The Lone Cannons

Gettysburg, Pennsylvania: This campaign mission has the player in the role of the Southern Commander facing a superior Northern force on Seminary Ridge that has at their disposal cavalry and artillery. The objective is to position your forces in such a manner as to destroy them all in thirty turns or less.

The first time I played this scenario today I lost at the very end to the Northern Soldiers at the bottom right of the hex matrix. The second time around my Southern forces won the day quite handily securing the victory with eighteen turns remaining.

This is another nice mission that mixes in Soldier units with the one hex advantage over the Militia units that only have a two hex range. That and the Cavalry units made for some interesting tactical decisions at the end of the mission given the terrain height advantage the final group of Northern units had and were not budging from (albeit they never fortified).

At the start of the scenario I had at my disposal five Militia units with the two hex engagement range and three Soldier units with the three hex range. I dispatched the forces into two groups - the first three sets attacking to the extreme northeast of the hex matrix in column formation and the remaining five sets moving in column formation against those "Lone Cannons".

It took two turns for my infantry to eliminate the artillery threat which freed me up to engage the Cavalry and infantry units spread over parts of the map. Once these forces were removed from the battlefield, I moved my full group of five elements against the remaining two Northern units (both Soldier units with the three hex range) that were parked at the bottom of the map.

I sacrificed two units to charge the un-fortified positions in column formation while I staged the remaining units to engage from the nearest possible distance.

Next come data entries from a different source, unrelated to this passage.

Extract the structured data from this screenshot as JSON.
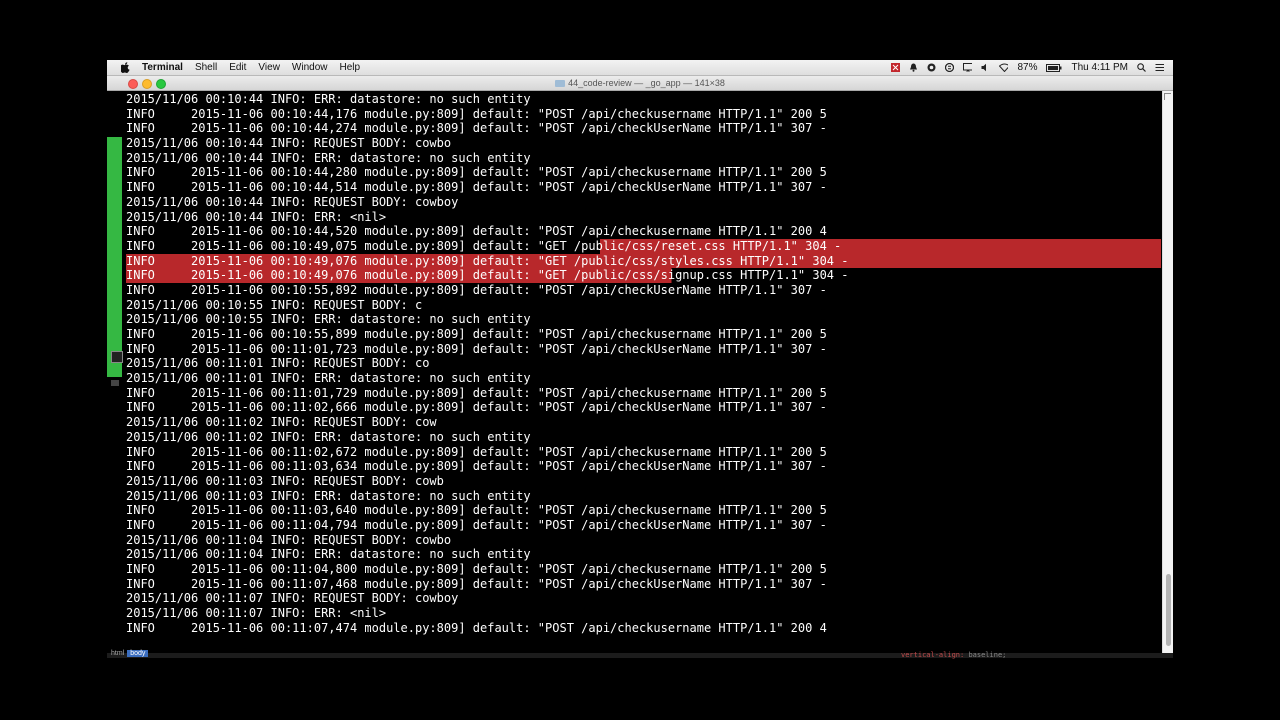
{
  "menubar": {
    "apple_icon": "apple-icon",
    "items": [
      "Terminal",
      "Shell",
      "Edit",
      "View",
      "Window",
      "Help"
    ],
    "status": {
      "battery": "87%",
      "clock": "Thu 4:11 PM"
    },
    "status_icons": [
      "app-red-icon",
      "bell-icon",
      "security-icon",
      "skype-icon",
      "screen-icon",
      "speaker-icon",
      "wifi-icon",
      "battery-icon",
      "search-icon",
      "list-icon"
    ]
  },
  "window": {
    "title": "44_code-review — _go_app — 141×38"
  },
  "terminal": {
    "lines": [
      {
        "text": "2015/11/06 00:10:44 INFO: ERR: datastore: no such entity",
        "hl": false
      },
      {
        "text": "INFO     2015-11-06 00:10:44,176 module.py:809] default: \"POST /api/checkusername HTTP/1.1\" 200 5",
        "hl": false
      },
      {
        "text": "INFO     2015-11-06 00:10:44,274 module.py:809] default: \"POST /api/checkUserName HTTP/1.1\" 307 -",
        "hl": false
      },
      {
        "text": "2015/11/06 00:10:44 INFO: REQUEST BODY: cowbo",
        "hl": false
      },
      {
        "text": "2015/11/06 00:10:44 INFO: ERR: datastore: no such entity",
        "hl": false
      },
      {
        "text": "INFO     2015-11-06 00:10:44,280 module.py:809] default: \"POST /api/checkusername HTTP/1.1\" 200 5",
        "hl": false
      },
      {
        "text": "INFO     2015-11-06 00:10:44,514 module.py:809] default: \"POST /api/checkUserName HTTP/1.1\" 307 -",
        "hl": false
      },
      {
        "text": "2015/11/06 00:10:44 INFO: REQUEST BODY: cowboy",
        "hl": false
      },
      {
        "text": "2015/11/06 00:10:44 INFO: ERR: <nil>",
        "hl": false
      },
      {
        "text": "INFO     2015-11-06 00:10:44,520 module.py:809] default: \"POST /api/checkusername HTTP/1.1\" 200 4",
        "hl": false
      },
      {
        "text": "INFO     2015-11-06 00:10:49,075 module.py:809] default: \"GET /public/css/reset.css HTTP/1.1\" 304 -",
        "hl": "partial"
      },
      {
        "text": "INFO     2015-11-06 00:10:49,076 module.py:809] default: \"GET /public/css/styles.css HTTP/1.1\" 304 -",
        "hl": true
      },
      {
        "text": "INFO     2015-11-06 00:10:49,076 module.py:809] default: \"GET /public/css/signup.css HTTP/1.1\" 304 -",
        "hl": "partial-left"
      },
      {
        "text": "INFO     2015-11-06 00:10:55,892 module.py:809] default: \"POST /api/checkUserName HTTP/1.1\" 307 -",
        "hl": false
      },
      {
        "text": "2015/11/06 00:10:55 INFO: REQUEST BODY: c",
        "hl": false
      },
      {
        "text": "2015/11/06 00:10:55 INFO: ERR: datastore: no such entity",
        "hl": false
      },
      {
        "text": "INFO     2015-11-06 00:10:55,899 module.py:809] default: \"POST /api/checkusername HTTP/1.1\" 200 5",
        "hl": false
      },
      {
        "text": "INFO     2015-11-06 00:11:01,723 module.py:809] default: \"POST /api/checkUserName HTTP/1.1\" 307 -",
        "hl": false
      },
      {
        "text": "2015/11/06 00:11:01 INFO: REQUEST BODY: co",
        "hl": false
      },
      {
        "text": "2015/11/06 00:11:01 INFO: ERR: datastore: no such entity",
        "hl": false
      },
      {
        "text": "INFO     2015-11-06 00:11:01,729 module.py:809] default: \"POST /api/checkusername HTTP/1.1\" 200 5",
        "hl": false
      },
      {
        "text": "INFO     2015-11-06 00:11:02,666 module.py:809] default: \"POST /api/checkUserName HTTP/1.1\" 307 -",
        "hl": false
      },
      {
        "text": "2015/11/06 00:11:02 INFO: REQUEST BODY: cow",
        "hl": false
      },
      {
        "text": "2015/11/06 00:11:02 INFO: ERR: datastore: no such entity",
        "hl": false
      },
      {
        "text": "INFO     2015-11-06 00:11:02,672 module.py:809] default: \"POST /api/checkusername HTTP/1.1\" 200 5",
        "hl": false
      },
      {
        "text": "INFO     2015-11-06 00:11:03,634 module.py:809] default: \"POST /api/checkUserName HTTP/1.1\" 307 -",
        "hl": false
      },
      {
        "text": "2015/11/06 00:11:03 INFO: REQUEST BODY: cowb",
        "hl": false
      },
      {
        "text": "2015/11/06 00:11:03 INFO: ERR: datastore: no such entity",
        "hl": false
      },
      {
        "text": "INFO     2015-11-06 00:11:03,640 module.py:809] default: \"POST /api/checkusername HTTP/1.1\" 200 5",
        "hl": false
      },
      {
        "text": "INFO     2015-11-06 00:11:04,794 module.py:809] default: \"POST /api/checkUserName HTTP/1.1\" 307 -",
        "hl": false
      },
      {
        "text": "2015/11/06 00:11:04 INFO: REQUEST BODY: cowbo",
        "hl": false
      },
      {
        "text": "2015/11/06 00:11:04 INFO: ERR: datastore: no such entity",
        "hl": false
      },
      {
        "text": "INFO     2015-11-06 00:11:04,800 module.py:809] default: \"POST /api/checkusername HTTP/1.1\" 200 5",
        "hl": false
      },
      {
        "text": "INFO     2015-11-06 00:11:07,468 module.py:809] default: \"POST /api/checkUserName HTTP/1.1\" 307 -",
        "hl": false
      },
      {
        "text": "2015/11/06 00:11:07 INFO: REQUEST BODY: cowboy",
        "hl": false
      },
      {
        "text": "2015/11/06 00:11:07 INFO: ERR: <nil>",
        "hl": false
      },
      {
        "text": "INFO     2015-11-06 00:11:07,474 module.py:809] default: \"POST /api/checkusername HTTP/1.1\" 200 4",
        "hl": false
      }
    ],
    "highlight_color": "#b8282b",
    "marker_color": "#35b843"
  },
  "bottom_strip": {
    "crumb": "html",
    "crumb_selected": "body",
    "code_prop": "vertical-align",
    "code_value": "baseline;"
  }
}
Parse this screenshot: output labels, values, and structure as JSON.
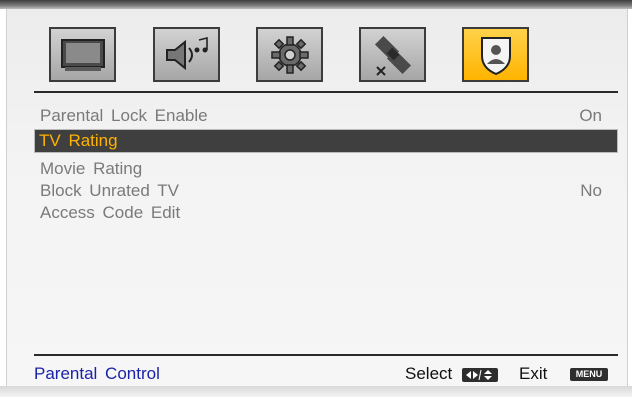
{
  "tabs": [
    {
      "id": "picture",
      "icon": "tv-icon",
      "active": false
    },
    {
      "id": "sound",
      "icon": "speaker-music-icon",
      "active": false
    },
    {
      "id": "setup",
      "icon": "gear-icon",
      "active": false
    },
    {
      "id": "channel",
      "icon": "satellite-icon",
      "active": false
    },
    {
      "id": "parental",
      "icon": "parental-shield-icon",
      "active": true
    }
  ],
  "menu": {
    "items": [
      {
        "label": "Parental Lock Enable",
        "value": "On"
      },
      {
        "label": "TV Rating",
        "value": "",
        "selected": true
      },
      {
        "label": "Movie Rating",
        "value": ""
      },
      {
        "label": "Block Unrated TV",
        "value": "No"
      },
      {
        "label": "Access Code Edit",
        "value": ""
      }
    ]
  },
  "footer": {
    "title": "Parental Control",
    "select_label": "Select",
    "exit_label": "Exit",
    "menu_key": "MENU"
  },
  "colors": {
    "highlight_bg": "#3f3f3f",
    "highlight_text": "#ffb300",
    "footer_title": "#1a22a8",
    "active_tab": "#ffc21a"
  }
}
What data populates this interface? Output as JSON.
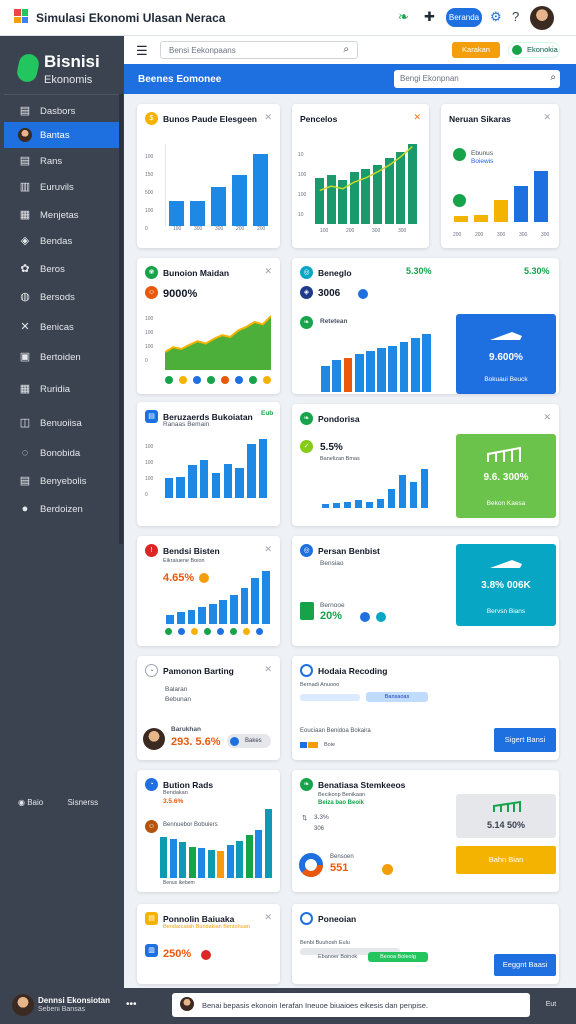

The final battle sequence pitted a Confederate force rated at 1,079 (three Soldier units and two Militia units) against a Northern force of only 500 rating among two Soldier units.

One turn reduced the North to 57 while costing me one unit for a total reduction of 221. The final turn saw the enemy turn and run in white flag surrender but they were cut to pieces with the merciless fire from the determined rifleman.

Other thoughts: Had any of the infantry units in the scenario for the North fortified, this could have taken longer and easily turned out quite differently.















1 comment:

  1. This campaign was abandoned due to the files being lost during a system upgrade.